Je te vis une fois - une seule fois - il y a des années : combien, je ne le dois pas dire, mais peu. C'était un minuit de Juillet ; et hors du plein orbe d'une lune qui, comme ton âme même s'élevant, se frayait un chemin précipité au haut du ciel, tombait de soie et argenté un voile de lumiere, avec quiétude et chaud accablement et sommeil, sur les figures levées de mille roses qui croissaient dans un jardin enchanté, où nul vent n'osait bouger, si ce n'est sur la pointe des pieds ; - il tombait sur les figures levées de ces roses qui rendaient, en retour de la lumière d'amour, leurs odorantes âmes en une mort extatique ; - il tombait sur les figures levées de ces roses qui souriaient et mouraient en ce parterre, enchanté - par toi et par la poésie de ta présence. Tout de blanc habillée, sur un banc de violette, je te vis à demi-gisante, tandis que la
lune, tombait sur les figures levées de ces roses, et sur la tienne même, levée, hélas ! dans le chagrin.

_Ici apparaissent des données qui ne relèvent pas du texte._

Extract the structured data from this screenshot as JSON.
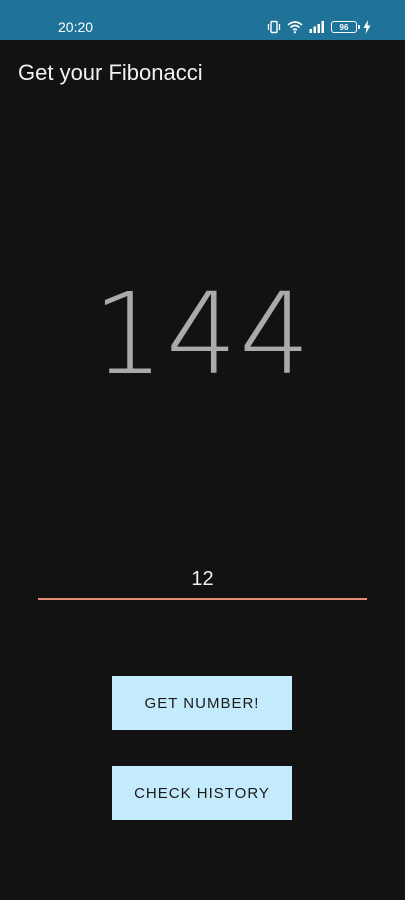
{
  "status_bar": {
    "time": "20:20",
    "battery_level": "96",
    "icons": [
      "vibrate-icon",
      "wifi-icon",
      "signal-icon",
      "battery-icon",
      "charging-icon"
    ],
    "background_color": "#1F7399"
  },
  "app": {
    "title": "Get your Fibonacci"
  },
  "result": {
    "value": "144"
  },
  "input": {
    "value": "12",
    "underline_color": "#E58B74"
  },
  "buttons": {
    "get_number": "GET NUMBER!",
    "check_history": "CHECK HISTORY",
    "color": "#C3EBFC"
  }
}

N'était-ce pas la destinée, qui, par ce minuit de Juillet, - n'était-ce pas la destinée, dont le nom est aussi chagrin, - qui me commanda cette pause devant la grille du jardin pour respirer l'encens de ses sommeillantes roses ? Aucun pas ne s'agitait : le monde détesté tout entier dormait, excepté seulement toi et moi (oh ! cieux ! - oh ! Dieu ! comme mon coeur bat d'accoupler ces deux noms !), excepté seulement toi et moi. - Je m'arrêtai, - je regardai, - et en un instant toutes
choses disparurent. (Ah ! - aie en l'esprit ceci que le jardin était enchanté !) Le lustre perlé de la lune s'en alla : les bancs de mousse et le méandre des sentiers, les fleurs heureuses et les gémissants arbres ne se firent plus voir : des roses mêmes l'odeur mourut dans les bras des airs adorateurs. Tout, - tout expira, sauf toi, sauf moins que toi, sauf seulement la divine lumière en tes yeux, sauf rien que l'âme en tes yeux levés. Je ne vis qu'eux ; - ils étaient le monde pour moi. Je ne vis qu'eux, - les vis seulement pendant des heures, - les vis seulement jusqu'alors que la lune s'en alla. Quelles terribles histoires du coeur semblèrent inscrites sur ces cristallines, célestes sphères ! Quelle mer silencieusement sereine d'orgueil ! Quelle ambition osée ! pourtant quelle profonde, quelle insondable puissance pour l'amour !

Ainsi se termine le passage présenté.